Damon hanya tersenyum.
"Jangan komentar tentang hoodie atau rambutku yang acak-acakan," Alaska menggerutu. "Kuharap kita tidak pergi ke tempat yang formal karena aku pasti bakal membuatmu malu. Ayo jalan."
Alaska salah, karena kalaupun Alaska memakai sesuatu yang lebih buruk dari hoodie ekstra besar dan rambut yang seperti habis diamuk tornado, Alaska tidak akan pernah membuat Damon malu.
"Damon," kata Alaska lagi. "Jalan."
"Pasang seatbelt mu."
Alaska memasang seatbelt-nya, lalu Damon menjalankan mobilnya.
"Kita mau kemana?" tanya Alaska ketika Damon mengambil belokan pertama keluar dari blok rumah mereka.
"Tidak tahu."
Alaska menoleh untuk menatapnya, tetapi Damon tetap memfokuskan pandangannya pada jalanan di depannya.
"Apa yang kau maksud dengan, tidak tahu?"
Sekarang Damon menoleh singkat ke samping, matanya bertemu mata Alaska, kemudian ia tersenyum. "Artinya aku tidak tahu kita akan pergi kemana," jawabnya santai. "Lagipula, memangnya penting sekali? Aku hanya ingin menarikmu keluar rumah. Itu saja."
Alaska menghela napas. Ia menyandarkan punggungnya ke sandaran jok, kemudian memainkan seatbelt dengan tangannya.
"Kyle belum menelpon," katanya murung.
"Aku tahu. Kau sudah memberitahuku sekitar dua ratus kali."
"Aku harus apa?"
Damon mengangkat bahu. "Kenapa tidak kau letakkan saja ponselmu dalam keadaan silent, lalu mencoba untuk melakukan sesuatu yang lebih membuatmu bahagia ketimbang menunggu."
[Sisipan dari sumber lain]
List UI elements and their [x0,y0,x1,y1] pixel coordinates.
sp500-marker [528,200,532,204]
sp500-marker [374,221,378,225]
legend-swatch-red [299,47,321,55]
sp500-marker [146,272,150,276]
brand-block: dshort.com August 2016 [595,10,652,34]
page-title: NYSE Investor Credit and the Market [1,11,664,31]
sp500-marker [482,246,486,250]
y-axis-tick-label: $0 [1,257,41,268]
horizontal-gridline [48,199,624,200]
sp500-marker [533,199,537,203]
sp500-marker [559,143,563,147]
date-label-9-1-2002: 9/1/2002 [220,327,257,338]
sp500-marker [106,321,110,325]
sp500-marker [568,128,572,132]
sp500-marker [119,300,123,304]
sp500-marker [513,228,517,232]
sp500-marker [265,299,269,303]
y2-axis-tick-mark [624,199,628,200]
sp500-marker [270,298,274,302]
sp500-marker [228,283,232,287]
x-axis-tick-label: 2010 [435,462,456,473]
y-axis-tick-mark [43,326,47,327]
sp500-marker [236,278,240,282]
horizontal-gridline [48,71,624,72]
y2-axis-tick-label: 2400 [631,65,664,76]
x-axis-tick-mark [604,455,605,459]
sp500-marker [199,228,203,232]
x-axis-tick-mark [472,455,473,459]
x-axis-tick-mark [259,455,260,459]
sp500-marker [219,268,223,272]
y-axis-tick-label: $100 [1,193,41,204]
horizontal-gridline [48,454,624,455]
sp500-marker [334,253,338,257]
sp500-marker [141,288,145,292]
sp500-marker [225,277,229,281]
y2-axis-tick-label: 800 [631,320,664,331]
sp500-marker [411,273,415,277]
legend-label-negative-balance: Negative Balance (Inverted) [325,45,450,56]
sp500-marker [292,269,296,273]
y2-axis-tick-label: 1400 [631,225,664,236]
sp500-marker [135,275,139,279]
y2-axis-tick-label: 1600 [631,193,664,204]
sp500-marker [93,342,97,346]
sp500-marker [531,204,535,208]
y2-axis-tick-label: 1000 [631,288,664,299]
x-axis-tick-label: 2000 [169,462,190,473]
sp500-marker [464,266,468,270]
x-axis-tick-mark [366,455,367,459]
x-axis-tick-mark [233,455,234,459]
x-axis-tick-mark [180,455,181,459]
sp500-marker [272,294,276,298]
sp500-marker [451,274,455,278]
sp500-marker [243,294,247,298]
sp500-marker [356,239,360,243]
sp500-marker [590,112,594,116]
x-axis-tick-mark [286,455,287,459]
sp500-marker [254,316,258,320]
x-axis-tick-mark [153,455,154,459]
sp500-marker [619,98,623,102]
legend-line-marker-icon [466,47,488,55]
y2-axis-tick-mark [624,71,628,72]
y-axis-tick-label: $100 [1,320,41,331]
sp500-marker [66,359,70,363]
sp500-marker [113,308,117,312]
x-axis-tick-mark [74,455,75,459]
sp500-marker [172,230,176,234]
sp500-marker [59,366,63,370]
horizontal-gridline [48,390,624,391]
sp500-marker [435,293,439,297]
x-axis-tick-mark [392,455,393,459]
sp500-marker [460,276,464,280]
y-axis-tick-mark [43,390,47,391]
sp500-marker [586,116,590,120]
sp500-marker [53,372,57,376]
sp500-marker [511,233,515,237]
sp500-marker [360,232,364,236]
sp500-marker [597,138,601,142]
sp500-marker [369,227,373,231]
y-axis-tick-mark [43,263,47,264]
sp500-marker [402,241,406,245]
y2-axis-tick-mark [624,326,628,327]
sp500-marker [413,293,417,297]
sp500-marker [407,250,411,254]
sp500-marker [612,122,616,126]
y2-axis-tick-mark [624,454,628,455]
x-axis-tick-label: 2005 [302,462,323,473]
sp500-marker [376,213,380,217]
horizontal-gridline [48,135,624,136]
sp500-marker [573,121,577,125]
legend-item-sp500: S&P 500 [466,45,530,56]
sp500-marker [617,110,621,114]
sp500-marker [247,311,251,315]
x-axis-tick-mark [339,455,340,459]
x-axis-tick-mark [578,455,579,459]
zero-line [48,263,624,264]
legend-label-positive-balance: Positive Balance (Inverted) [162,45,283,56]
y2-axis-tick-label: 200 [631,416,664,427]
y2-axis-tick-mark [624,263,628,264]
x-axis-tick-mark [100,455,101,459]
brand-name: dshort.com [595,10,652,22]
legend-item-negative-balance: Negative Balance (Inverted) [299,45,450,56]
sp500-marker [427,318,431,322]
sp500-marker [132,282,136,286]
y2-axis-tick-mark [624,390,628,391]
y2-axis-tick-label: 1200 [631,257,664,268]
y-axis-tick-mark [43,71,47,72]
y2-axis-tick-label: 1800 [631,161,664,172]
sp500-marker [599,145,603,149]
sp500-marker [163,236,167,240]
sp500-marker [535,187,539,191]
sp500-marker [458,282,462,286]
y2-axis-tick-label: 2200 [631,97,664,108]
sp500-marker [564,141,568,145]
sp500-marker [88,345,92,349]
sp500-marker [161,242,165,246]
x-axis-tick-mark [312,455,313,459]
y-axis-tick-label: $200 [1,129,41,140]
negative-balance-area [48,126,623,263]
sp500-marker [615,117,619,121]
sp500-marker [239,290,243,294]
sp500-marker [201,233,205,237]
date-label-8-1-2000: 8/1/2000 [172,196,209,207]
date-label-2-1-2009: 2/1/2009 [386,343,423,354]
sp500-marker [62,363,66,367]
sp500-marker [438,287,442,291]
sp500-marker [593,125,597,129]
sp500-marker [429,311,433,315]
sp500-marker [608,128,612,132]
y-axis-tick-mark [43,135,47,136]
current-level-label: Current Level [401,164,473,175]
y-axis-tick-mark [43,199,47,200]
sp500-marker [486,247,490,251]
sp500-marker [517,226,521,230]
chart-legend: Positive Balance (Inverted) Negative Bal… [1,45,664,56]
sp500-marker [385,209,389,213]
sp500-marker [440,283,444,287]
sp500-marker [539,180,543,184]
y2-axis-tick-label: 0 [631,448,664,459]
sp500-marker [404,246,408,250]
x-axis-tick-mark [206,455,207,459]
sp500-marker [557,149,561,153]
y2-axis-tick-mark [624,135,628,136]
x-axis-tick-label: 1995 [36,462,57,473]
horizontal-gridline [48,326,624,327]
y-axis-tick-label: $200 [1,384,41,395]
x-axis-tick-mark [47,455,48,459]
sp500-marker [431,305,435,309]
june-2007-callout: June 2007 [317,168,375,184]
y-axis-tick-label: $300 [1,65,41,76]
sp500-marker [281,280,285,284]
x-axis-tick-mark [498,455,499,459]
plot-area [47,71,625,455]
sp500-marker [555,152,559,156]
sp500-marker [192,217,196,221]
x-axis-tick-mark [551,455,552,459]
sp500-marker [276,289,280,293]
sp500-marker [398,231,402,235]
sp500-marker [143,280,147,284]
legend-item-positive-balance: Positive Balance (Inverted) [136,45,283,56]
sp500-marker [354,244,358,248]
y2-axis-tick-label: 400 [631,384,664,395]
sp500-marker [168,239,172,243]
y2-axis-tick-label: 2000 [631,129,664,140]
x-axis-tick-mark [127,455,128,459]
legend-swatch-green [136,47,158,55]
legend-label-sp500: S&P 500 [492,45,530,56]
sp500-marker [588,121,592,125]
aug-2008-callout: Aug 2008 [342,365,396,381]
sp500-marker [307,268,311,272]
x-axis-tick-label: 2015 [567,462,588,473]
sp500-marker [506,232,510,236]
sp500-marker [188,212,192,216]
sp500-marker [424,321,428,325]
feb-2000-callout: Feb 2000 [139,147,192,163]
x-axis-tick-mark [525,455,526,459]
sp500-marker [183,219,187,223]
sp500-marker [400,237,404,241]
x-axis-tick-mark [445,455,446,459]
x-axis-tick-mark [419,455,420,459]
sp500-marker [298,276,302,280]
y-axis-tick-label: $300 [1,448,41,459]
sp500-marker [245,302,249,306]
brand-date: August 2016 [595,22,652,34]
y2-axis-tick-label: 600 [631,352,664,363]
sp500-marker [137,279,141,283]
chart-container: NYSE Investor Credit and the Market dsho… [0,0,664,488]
Alaska menatap ponselnya. "Aku bahagia, kok, menunggu telpon dari Kyle."
"Kau bahagia?" tanya Damon. Sebenarnya, lebih terdengar seperti sebuah pernyataan mengejek.
"Aku bahagia."
Damon mengangguk. "Artinya definisi bahagiamu adalah mengurung diri di kamar selama seminggu lebih, sembari merasa entah khawatir entah sedih entah kesal. Sangat berbeda dengan definisi bahagia orang-orang."
Alaska menghela napas, kemudian menatapnya. "Lalu menurutmu aku harus berhenti menunggu?"
"Aku tidak bilang begitu," kata Damon. Ia memutar setir ke kanan, berbelok ke arah London Bridge. "Aku hanya bilang, kau harus melakukan sesuatu yang lebih membuatmu bahagia."
"Seperti?"
"Matikan ponselmu saja, deh," kata Damon tidak sabaran. "Dan nikmati saja cuaca cerah malam ini. Lihat, langitnya bertabur bintang."
Seperti instruksi Damon, Alaska men-silent ponselnya. Ia lalu membuka jendela, agar bisa menatap langit di atasnya. Awalnya Alaska terlihat biasa saja, tapi lama kelamaan, Alaska tampak menikmatinya. Senyumnya selalu mengingatkan Damon pada pagi natal. Cerah, ceria, hangat.
KAMU SEDANG MEMBACA
For Them, We Were.
Romance-Book 3- Kalau dihitung, ada banyak sekali daftar orang yang ingin Kyle bunuh. Tapi dalam sekian banyak daftar itu, Kyle membuat skala prioritas. Pertama, Bianca Anderson. Kedua, Jeff Callison. Ketiga—dan yang paling ia ingin bunuh, adalah seorang p...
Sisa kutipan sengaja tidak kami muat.